Miraculously, despite being gone for a week there simply was not a lot of work for me to do on this particular day so I took the time to talk to my teachers. Generally I am pretty honest with them, not as honest as I was this day. One of my teachers wanted to know why I was here. I told him pointblank I wanted to go on an adventure but that lately I was unsure if I made the right decision.
This lead into a lengthy discussion on the wonders of America. It makes no sense for me to quit and go home, besides pure laziness. I have nothing to go home to. Trust me, I would kill to see friends and family, but there will always family and friends. And unless things get really bad I do not think chips and salsa are going anywhere. When I say I have nothing to go home to I mean I have not been accepted to grad school and I do not have a job lined up. I filled my teachers in on how much nannies, maids, and fast food workers make in America. I dropped a lot of American knowledge on them. We had quite an insightful discussion comparing and contrasting our countries.

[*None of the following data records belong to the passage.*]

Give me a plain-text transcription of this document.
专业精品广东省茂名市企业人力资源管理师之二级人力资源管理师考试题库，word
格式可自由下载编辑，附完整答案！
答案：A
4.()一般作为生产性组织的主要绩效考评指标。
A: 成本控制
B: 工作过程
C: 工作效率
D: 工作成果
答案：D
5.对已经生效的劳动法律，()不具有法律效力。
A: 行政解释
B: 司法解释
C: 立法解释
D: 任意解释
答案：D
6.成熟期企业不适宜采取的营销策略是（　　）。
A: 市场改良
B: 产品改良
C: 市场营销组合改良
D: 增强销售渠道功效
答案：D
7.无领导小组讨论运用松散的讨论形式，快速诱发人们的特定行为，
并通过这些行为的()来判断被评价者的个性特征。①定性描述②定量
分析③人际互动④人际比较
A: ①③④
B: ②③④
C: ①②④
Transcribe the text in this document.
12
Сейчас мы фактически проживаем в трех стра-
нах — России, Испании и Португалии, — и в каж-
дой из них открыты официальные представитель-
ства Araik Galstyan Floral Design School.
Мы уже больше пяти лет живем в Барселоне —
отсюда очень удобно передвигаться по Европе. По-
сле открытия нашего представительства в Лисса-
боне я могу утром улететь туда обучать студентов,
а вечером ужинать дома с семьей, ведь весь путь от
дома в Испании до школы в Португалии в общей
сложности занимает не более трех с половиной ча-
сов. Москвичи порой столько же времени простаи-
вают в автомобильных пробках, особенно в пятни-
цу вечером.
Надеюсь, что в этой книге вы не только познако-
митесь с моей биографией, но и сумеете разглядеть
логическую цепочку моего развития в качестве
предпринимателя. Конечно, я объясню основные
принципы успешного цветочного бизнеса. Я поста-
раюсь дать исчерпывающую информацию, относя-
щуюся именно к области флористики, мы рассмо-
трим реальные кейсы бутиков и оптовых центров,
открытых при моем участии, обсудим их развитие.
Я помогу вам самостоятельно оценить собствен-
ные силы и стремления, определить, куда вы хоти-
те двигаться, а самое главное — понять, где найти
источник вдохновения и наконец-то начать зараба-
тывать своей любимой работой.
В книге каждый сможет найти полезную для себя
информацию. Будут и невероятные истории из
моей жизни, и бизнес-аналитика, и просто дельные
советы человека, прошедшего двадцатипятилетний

Taking time to truly engage in conversation with my teachers made me realize I am trying to do too much. I literally teach and grade notebooks all day, even during my one-hour lunch break. I spend about an average of four minutes interacting with the teachers each day. A lot of times they get on my nerves because I feel like they have so much potential but are inhibited by their bad attitudes. Day after day I am there offering assistance, serving as a role model, observing their classes and N-O-T-H-I-N-G changes. I might only bond four minutes as day with my teachers on an average but I have good relationships with most of them (thanks to staff meetings, sports, and field trips) for four months in. I realize I have said this over and over on my blog but I am going to have to keep digging. Keep learning Sesotho, keep teaching English, crack them open, force them to think (and act on those thoughts) if I want anything to change.
I have spent hours, countless hours learning the names of each of my eight grade students, along with the number of children in their families, their favorite sport, and what village they are from (my school serves 50 plus villages, holy complicated names). This is time spent outside the classroom. I can definitely see the difference it has made in motivating my students, gaining their respect, and the overall performance in class. Wednesday continued to be an above average day because two of my three classes went well. I was warned the impact I made here I might never see. I did not think it would bother me until it was fraction of the tornado that hit me hard this week. A good number of days I still feel like I am filling a position and that is tough. One breath at a time, I’ll make it. On the outside looking in it might look like I am here to save the world, on the inside looking out it is a bumpy emotional voyage.